The evening primroses (Oenothera), originally native to North and South America, belong to the family of willowherbs or evening primroses. Here the surface of a pollen grain of the evening primrose is shown, with its characteristic filaments that hold the pollen in packets and probably support the attachment to insects.

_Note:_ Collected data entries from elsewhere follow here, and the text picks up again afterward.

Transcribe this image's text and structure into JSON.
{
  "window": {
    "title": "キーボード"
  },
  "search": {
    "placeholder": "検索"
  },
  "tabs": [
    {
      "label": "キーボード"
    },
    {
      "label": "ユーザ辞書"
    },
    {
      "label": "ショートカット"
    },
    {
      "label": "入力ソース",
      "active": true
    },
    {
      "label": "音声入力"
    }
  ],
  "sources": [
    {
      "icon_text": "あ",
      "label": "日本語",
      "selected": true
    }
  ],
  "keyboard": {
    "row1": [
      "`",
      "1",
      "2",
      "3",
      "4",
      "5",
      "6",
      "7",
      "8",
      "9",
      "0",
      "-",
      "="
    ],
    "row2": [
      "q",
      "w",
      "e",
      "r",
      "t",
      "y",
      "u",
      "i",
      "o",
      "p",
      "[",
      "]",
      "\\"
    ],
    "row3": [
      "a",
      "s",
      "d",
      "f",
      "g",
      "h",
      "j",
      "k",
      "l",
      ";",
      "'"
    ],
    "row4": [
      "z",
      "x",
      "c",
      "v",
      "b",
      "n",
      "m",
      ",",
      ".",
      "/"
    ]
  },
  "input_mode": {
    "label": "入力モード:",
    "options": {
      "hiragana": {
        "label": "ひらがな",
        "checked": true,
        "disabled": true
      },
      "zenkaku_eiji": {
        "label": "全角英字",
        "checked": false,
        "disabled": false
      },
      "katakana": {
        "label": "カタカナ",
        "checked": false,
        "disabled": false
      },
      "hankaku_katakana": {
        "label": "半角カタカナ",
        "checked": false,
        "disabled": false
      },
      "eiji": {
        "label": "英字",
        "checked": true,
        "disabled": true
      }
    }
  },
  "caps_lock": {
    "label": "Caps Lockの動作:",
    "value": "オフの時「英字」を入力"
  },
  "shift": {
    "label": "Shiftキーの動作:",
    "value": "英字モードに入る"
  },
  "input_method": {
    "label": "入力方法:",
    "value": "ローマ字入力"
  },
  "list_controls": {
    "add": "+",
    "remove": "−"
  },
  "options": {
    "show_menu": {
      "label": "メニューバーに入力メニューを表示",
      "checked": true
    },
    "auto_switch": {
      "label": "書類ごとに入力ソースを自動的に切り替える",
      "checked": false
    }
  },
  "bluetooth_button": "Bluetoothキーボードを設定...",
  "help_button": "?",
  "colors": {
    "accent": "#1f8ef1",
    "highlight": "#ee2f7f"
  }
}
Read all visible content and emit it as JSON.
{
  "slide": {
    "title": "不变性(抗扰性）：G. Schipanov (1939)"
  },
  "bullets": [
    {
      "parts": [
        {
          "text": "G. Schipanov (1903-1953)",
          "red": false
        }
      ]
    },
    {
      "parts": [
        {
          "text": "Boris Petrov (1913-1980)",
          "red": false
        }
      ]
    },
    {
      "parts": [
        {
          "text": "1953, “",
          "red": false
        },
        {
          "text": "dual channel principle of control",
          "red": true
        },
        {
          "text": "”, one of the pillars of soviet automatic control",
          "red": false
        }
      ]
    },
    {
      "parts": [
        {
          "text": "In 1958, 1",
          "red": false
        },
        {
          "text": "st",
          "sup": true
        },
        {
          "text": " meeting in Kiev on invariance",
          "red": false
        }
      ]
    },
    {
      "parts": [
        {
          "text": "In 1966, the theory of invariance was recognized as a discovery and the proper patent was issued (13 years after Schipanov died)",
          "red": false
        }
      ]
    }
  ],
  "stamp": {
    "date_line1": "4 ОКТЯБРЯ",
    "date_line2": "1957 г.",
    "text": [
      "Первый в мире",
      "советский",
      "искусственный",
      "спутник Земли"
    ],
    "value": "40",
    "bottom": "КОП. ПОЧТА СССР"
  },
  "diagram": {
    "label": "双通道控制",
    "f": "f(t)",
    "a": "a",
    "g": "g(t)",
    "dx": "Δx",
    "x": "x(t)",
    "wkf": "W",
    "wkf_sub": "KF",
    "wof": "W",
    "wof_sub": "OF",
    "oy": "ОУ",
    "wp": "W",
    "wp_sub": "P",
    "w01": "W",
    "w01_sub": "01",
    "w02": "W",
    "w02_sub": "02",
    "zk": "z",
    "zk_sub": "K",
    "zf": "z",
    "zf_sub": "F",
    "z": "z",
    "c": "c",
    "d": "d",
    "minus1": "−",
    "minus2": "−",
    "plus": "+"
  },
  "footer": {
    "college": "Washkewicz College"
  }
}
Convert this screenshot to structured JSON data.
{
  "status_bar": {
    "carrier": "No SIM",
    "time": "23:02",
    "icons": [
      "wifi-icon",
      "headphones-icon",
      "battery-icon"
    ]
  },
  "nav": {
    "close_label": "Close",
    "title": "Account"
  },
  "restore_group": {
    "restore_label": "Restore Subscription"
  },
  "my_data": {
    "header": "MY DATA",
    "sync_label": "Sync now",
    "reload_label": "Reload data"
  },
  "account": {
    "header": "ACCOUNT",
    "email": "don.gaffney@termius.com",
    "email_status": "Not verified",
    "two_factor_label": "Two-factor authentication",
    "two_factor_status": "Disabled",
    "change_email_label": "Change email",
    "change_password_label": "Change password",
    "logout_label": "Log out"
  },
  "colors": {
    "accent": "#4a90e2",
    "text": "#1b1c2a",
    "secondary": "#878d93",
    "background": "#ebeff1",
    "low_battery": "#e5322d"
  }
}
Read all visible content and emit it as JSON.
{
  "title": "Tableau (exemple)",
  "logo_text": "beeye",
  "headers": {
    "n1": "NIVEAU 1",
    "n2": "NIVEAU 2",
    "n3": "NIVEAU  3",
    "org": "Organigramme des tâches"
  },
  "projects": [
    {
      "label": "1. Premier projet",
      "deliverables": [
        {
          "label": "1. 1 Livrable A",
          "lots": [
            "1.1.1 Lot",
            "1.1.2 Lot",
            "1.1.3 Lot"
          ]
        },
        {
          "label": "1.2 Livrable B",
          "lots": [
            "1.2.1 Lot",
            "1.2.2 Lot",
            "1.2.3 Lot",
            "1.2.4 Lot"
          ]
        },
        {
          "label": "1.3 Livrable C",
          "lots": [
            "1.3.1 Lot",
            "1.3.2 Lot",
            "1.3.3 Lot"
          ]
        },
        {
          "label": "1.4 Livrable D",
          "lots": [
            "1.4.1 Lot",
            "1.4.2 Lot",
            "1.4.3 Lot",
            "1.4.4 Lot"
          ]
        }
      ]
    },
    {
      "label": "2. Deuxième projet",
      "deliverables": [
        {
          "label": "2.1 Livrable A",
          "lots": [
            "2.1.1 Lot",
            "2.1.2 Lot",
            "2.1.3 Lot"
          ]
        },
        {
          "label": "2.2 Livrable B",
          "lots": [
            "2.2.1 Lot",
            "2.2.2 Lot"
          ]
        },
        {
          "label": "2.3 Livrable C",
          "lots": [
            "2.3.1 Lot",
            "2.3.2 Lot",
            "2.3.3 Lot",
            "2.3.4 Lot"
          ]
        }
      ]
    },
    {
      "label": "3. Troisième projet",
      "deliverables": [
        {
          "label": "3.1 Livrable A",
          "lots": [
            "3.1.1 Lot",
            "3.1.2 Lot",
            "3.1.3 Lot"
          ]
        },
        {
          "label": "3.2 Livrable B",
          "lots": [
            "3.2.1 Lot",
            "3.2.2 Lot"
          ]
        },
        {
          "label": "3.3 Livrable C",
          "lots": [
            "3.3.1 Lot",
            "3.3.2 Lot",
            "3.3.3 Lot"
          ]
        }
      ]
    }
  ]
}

Scanning Electron Microscope, magnification 11.000:1
Tobaccco leaf

The wild tobacco (Nicotiana attenuata) occurs in the southwest of the United States, especially after fires in pine or juniper forests. Tobacco is a nightshade plant, which produces the alkaloid nicotine in its roots. Nicotine is stored in the leaves and thus protects them against predators. A leaf rib with glandular trichomes can be seen here.

Scanning Electron Microscope, magnification 600:1
Proteus mirabilis

The rod-shaped bacterium Proteus mirabilis is a typical resident of the intestinal flora (Enterobakterium). It is very motile, possessing peritrichous flagella on the whole body. While harmless in the intestine, it can cause infections of the urinary tract, pneumonia, and sepsis in immuno-compromised persons.

Transmission Electron Microscope, magnification 80.000:1

The skin of the only 1mm small springtails is remarkable. Only at high magnification the complex structure of honeycomb and resting triangles is revealed. Even tubercles occur in this central European, strongly pink-colored type.